In the spring, the department also plans to start widening three miles of Telegraph Road between Beulah Street and the Fairfax County Parkway, and between the Franconia-Springfield Parkway and Route 1.
In Maryland, the heftiest price, $17.3 million, will be paid to rebuild and redeck four aging bridges along the Capital Beltway in the Silver Spring area between Colesville Road and Georgia Avenue. This work, scheduled to last two years, is expected to severely affect traffic, adding to some of the worst congestion on the Beltway.
Another big-ticket item in Montgomery County is the construction of a new interchange on the eastern spur of Interstate 270 at the Rockledge Drive connector and an upgrade of the interstate's junction with Route 187. This effort, projected to begin in the spring and to cost $15.4 million, is designed both to smooth traffic flow and offer better access to surrounding businesses.
This year also will see the state move ahead with the top local transportation priority in Prince George's: a new Beltway interchange at Ritchie Marlboro Road.
The project, costing $15.1 million, is expected to ease congestion at the Beltway interchanges with Routes 214 and 4, officials said.
"It is a project which will provide great benefits to an area surrounding the Capital Beltway, providing safety and traffic flow improvements, and it's also going to help stimulate the economic development of the area," said Suzanne Bond, spokeswoman for the State Highway Administration.
Maryland also is scheduled to begin repaving and making safety improvements on the Beltway between Branch Avenue and Darcy Road in Prince George's.
Metro, meantime, is planning a series of transit projects, most notably construction of a new $60 million rail station near New York and Florida avenues in Washington, if funding becomes available this year.
The Red Line station, located between the stops at Rhode Island Avenue and Union Station, would be part of the city's ongoing efforts to redevelop the New York Avenue area.
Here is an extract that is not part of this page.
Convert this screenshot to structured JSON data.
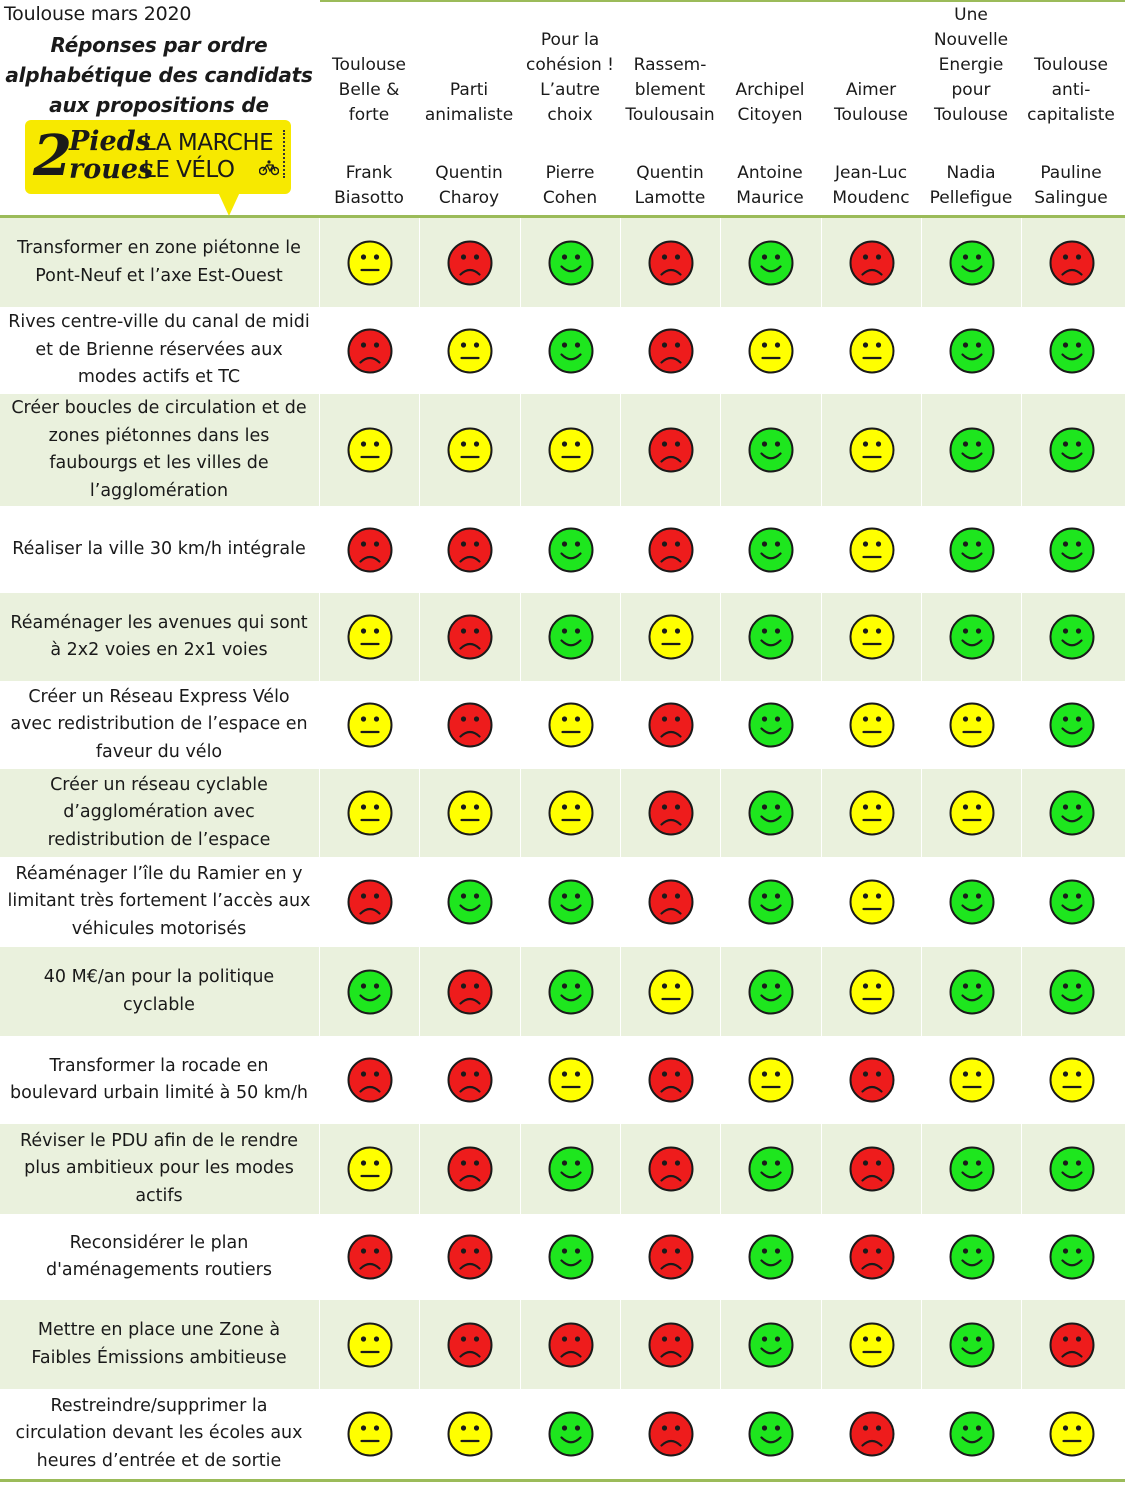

Major property owners in the area have pledged to underwrite $25 million of the cost.
Also scheduled to start this year is the second phase of construction to expand the Metrorail station at Mount Vernon Square/University of the District of Columbia in preparation for the crowds expected to accompany the opening of the Washington Convention Center.
This work, due to begin in February and to finish in the spring of 2002, involves enlarging the station's entrance and mezzanine.
Other new transit projects include building a pedestrian footbridge at the Prince George's Plaza Metrorail station, constructing canopies over station escalators now exposed to the weather and renovating the bus garage at South Capitol and M Street SE.